The good news about covering such a public figure is that research is easy. If the The Washington Post didn’t cover an aspect of Ms. Obama’s childhood, courtship by Barack or professional life, another media source has. Bluewater’s Neal Bailey is a comic-book writer, not a reporter, and this is not exactly investigative journalism. Nor is the occasional break through the fourth wall, where Bailey interjects his own commentary, revelatory (like Jesse Jackson, a lot of us cried when Obama was elected last Nov. 4).
Artist Joshua LaBello also has a hard time of it. Public figures are the bane of any illustrator. The more well known the face, the harder it is to reproduce it faithfully and consistently. In Female Force, Michelle Obama’s famous mug—along with that of her husband—is oddly flattened and almost unrecognizable at times. Others fare even worse. Cindy McCain looks like a demon from hell. Perhaps that was intentional.
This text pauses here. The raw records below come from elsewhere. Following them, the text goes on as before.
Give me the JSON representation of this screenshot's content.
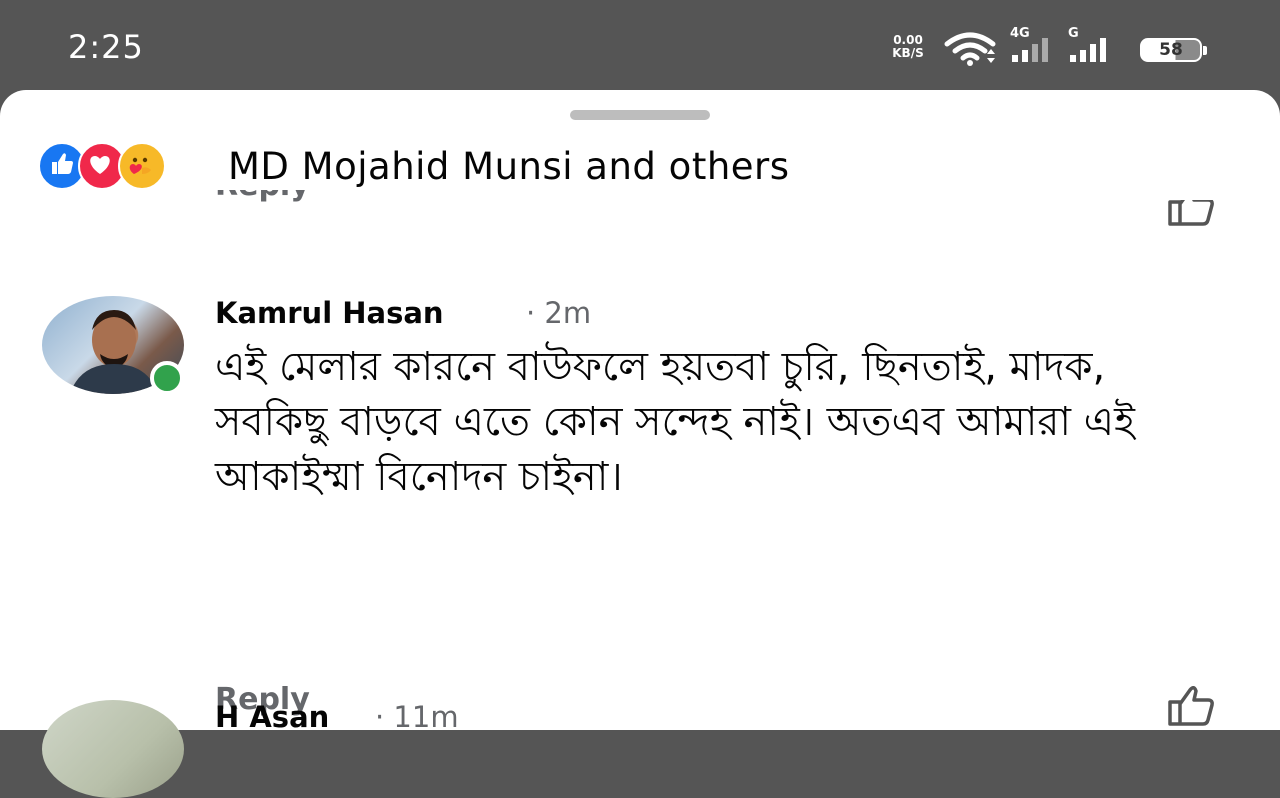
{
  "status_bar": {
    "time": "2:25",
    "speed_value": "0.00",
    "speed_unit": "KB/S",
    "network1_label": "4G",
    "network2_label": "G",
    "battery_level": "58",
    "icons": [
      "wifi-icon",
      "signal-icon",
      "signal-icon",
      "battery-icon"
    ]
  },
  "reactions": {
    "icons": [
      "like-reaction-icon",
      "love-reaction-icon",
      "care-reaction-icon"
    ],
    "summary": "MD Mojahid Munsi and others"
  },
  "previous_comment": {
    "reply_label": "Reply"
  },
  "comment": {
    "author": "Kamrul Hasan",
    "time_ago": "· 2m",
    "text": "এই মেলার কারনে বাউফলে হয়তবা চুরি, ছিনতাই, মাদক, সবকিছু বাড়বে এতে কোন সন্দেহ নাই। অতএব আমারা এই আকাইম্মা বিনোদন চাইনা।",
    "reply_label": "Reply",
    "online": true
  },
  "next_comment": {
    "author": "H Asan",
    "time_ago": "· 11m"
  },
  "colors": {
    "status_bar_bg": "#555555",
    "sheet_bg": "#ffffff",
    "like_blue": "#1877f2",
    "love_red": "#f0284a",
    "care_yellow": "#f7b928",
    "online_green": "#31a24c",
    "secondary_text": "#65676b"
  }
}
Still, the life of an already iconic first lady is riveting in and of itself. By now, a piecemeal history of the Obamas has sunk into the national consciousness. Female Force: Michelle Obama gathers the facts of her life into a quick, coherent and compelling read. A woman descended from slaves is now one of the most celebrated first ladies in history. Sometimes, truth really is more amazing than fiction.